Furthermore, $\cos(2\theta) = \cos\alpha$, so $2\theta = \alpha + 2k\pi$ where $k \in \mathbb{Z}$, or $2\theta = -\alpha + 2l\pi$ where $l \in \mathbb{Z}$.

Likewise, $\sin(2\theta) = \sin\alpha$, so $2\theta = \alpha + 2m\pi$ where $m \in \mathbb{Z}$, or $2\theta = \pi - \alpha + 2n\pi$ where $n \in \mathbb{Z}$.

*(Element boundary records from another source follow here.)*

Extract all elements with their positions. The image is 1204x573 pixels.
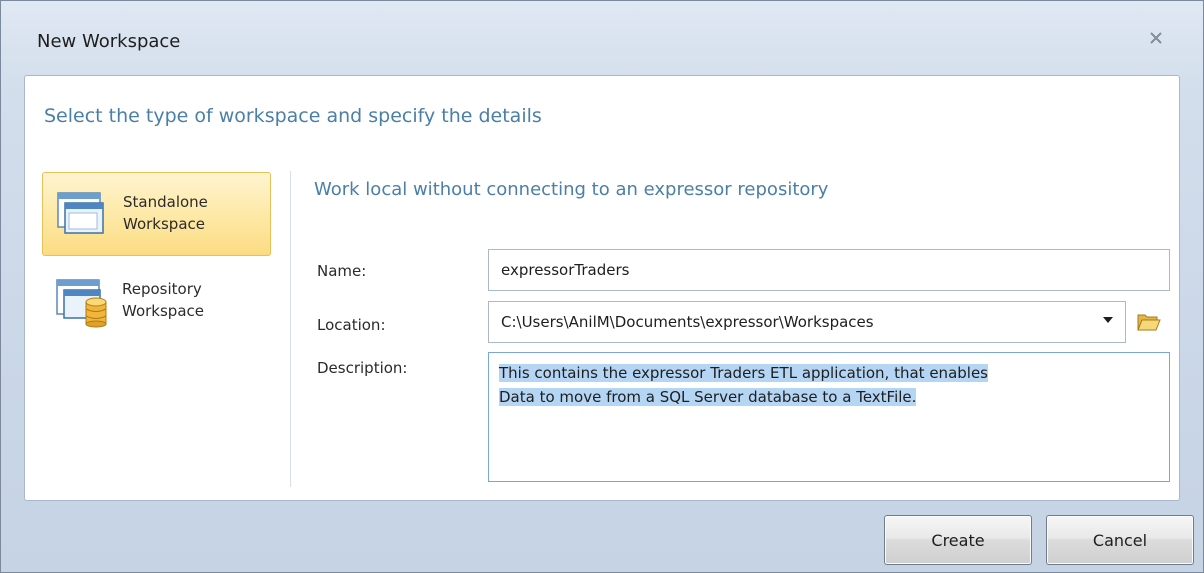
repository-label-line2: Workspace [122, 302, 204, 320]
folder-open-icon [1137, 314, 1161, 331]
workspace-type-repository[interactable]: Repository Workspace [42, 264, 271, 348]
cancel-button[interactable]: Cancel [1046, 515, 1194, 565]
location-dropdown-value: C:\Users\AnilM\Documents\expressor\Works… [501, 313, 874, 331]
workspace-type-standalone[interactable]: Standalone Workspace [42, 172, 271, 256]
dialog-title: New Workspace [37, 31, 181, 52]
description-line2: Data to move from a SQL Server database … [499, 388, 917, 406]
standalone-workspace-icon [57, 192, 104, 234]
dropdown-arrow-icon [1103, 317, 1113, 323]
close-icon [1150, 32, 1162, 44]
name-input[interactable]: expressorTraders [488, 249, 1170, 291]
details-subheader: Work local without connecting to an expr… [314, 179, 829, 200]
repository-workspace-icon [56, 279, 107, 328]
description-label: Description: [317, 359, 408, 377]
description-line1: This contains the expressor Traders ETL … [499, 364, 988, 382]
create-button[interactable]: Create [884, 515, 1032, 565]
location-dropdown[interactable]: C:\Users\AnilM\Documents\expressor\Works… [488, 301, 1126, 343]
name-input-value: expressorTraders [501, 261, 630, 279]
close-button[interactable] [1142, 26, 1170, 50]
description-textarea[interactable]: This contains the expressor Traders ETL … [488, 352, 1170, 482]
location-label: Location: [317, 316, 386, 334]
dialog-content-panel: Select the type of workspace and specify… [24, 75, 1180, 501]
browse-folder-button[interactable] [1136, 309, 1162, 335]
standalone-label-line1: Standalone [123, 193, 208, 211]
dialog-header: Select the type of workspace and specify… [44, 105, 542, 127]
new-workspace-dialog: New Workspace Select the type of workspa… [0, 0, 1204, 573]
standalone-label-line2: Workspace [123, 215, 205, 233]
repository-label-line1: Repository [122, 280, 202, 298]
name-label: Name: [317, 262, 367, 280]
vertical-divider [290, 171, 291, 487]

The only possibility for $2\theta$ that will give both $\cos(2\theta) = \cos\alpha$ and $\sin(2\theta) = \sin\alpha$ is $2\theta = \alpha + 2k\pi$ for some $k \in \mathbb{Z}$. Therefore $\theta = \frac{\alpha}{2} + k\pi$ where there are no restrictions on $k$, other than being an integer. So the complete set of solutions to $w^2 = z$ is

$$\left\{\sqrt{r}\left(\cos\left(\frac{\alpha}{2}+k\pi\right) + i\sin\left(\frac{\alpha}{2} + k\pi\right)\right) \mid k \in \mathbb{Z}\right\}.$$

However, as $\cos$ and $\sin$ are $2\pi$-periodic, there are many different values of $k$ which gives the same complex number. If $k$ is even, then $k = 2t$ for some $t \in \mathbb{Z}$, so

$$\begin{align*} \sqrt{r}\left(\cos\left(\frac{\alpha}{2}+k\pi\right) + i\sin\left(\frac{\alpha}{2} + k\pi\right)\right) &= \sqrt{r}\left(\cos\left(\frac{\alpha}{2}+2t\pi\right) + i\sin\left(\frac{\alpha}{2} + 2t\pi\right)\right)\\ &= \sqrt{r}\left(\cos\left(\frac{\alpha}{2}\right) + i\sin\left(\frac{\alpha}{2}\right)\right). \end{align*}$$

If $k$ is odd, then $k = 2t+1$ for some $t \in \mathbb{Z}$, so

$$\begin{align*} \sqrt{r}\left(\cos\left(\frac{\alpha}{2}+k\pi\right) + i\sin\left(\frac{\alpha}{2} + k\pi\right)\right) &= \sqrt{r}\left(\cos\left(\frac{\alpha}{2}+(2t+1)\pi\right) + i\sin\left(\frac{\alpha}{2} + (2t+1)\pi\right)\right)\\ &= \sqrt{r}\left(\cos\left(\frac{\alpha}{2}+\pi+2t\pi\right) + i\sin\left(\frac{\alpha}{2} + \pi 2t\pi\right)\right)\\ &= \sqrt{r}\left(\cos\left(\frac{\alpha}{2} + \pi\right) + i\sin\left(\frac{\alpha}{2}+\pi\right)\right). \end{align*}$$

Using the fact that $\cos(\beta + \pi) = -\cos\beta$ and $\sin(\beta + \pi) = -\sin\beta$ we can simplify this further:

$$\sqrt{r}\left(\cos\left(\frac{\alpha}{2} + \pi\right) + i\sin\left(\frac{\alpha}{2}+\pi\right)\right) = -\sqrt{r}\left(\cos\left(\frac{\alpha}{2}\right) + i\sin\left(\frac{\alpha}{2}\right)\right).$$

Therefore, the two solutions to $w^2 = z$ are $\pm\sqrt{r}\left(\cos\left(\frac{\alpha}{2}\right) + i\sin\left(\frac{\alpha}{2}\right)\right)$; note that these are distinct, so there are actually two different solutions.

---

In general, if you were trying to solve $w^n = z$ with $z \neq 0$, you could use the same method as above. When it came to determine which $k$ gave different complex numbers, you'd consider $k$ modulo $n$, i.e. write $k = nt + j$ where $j = 0, 1, \dots, n - 1$. You'd then find $n$ distinct solutions corresponding to the different values of $j$. Usually, you would have to stop here, as there won't be a corresponding trigonometric formula to simplify the complex numbers (as there was above for the phase shift $\pi$).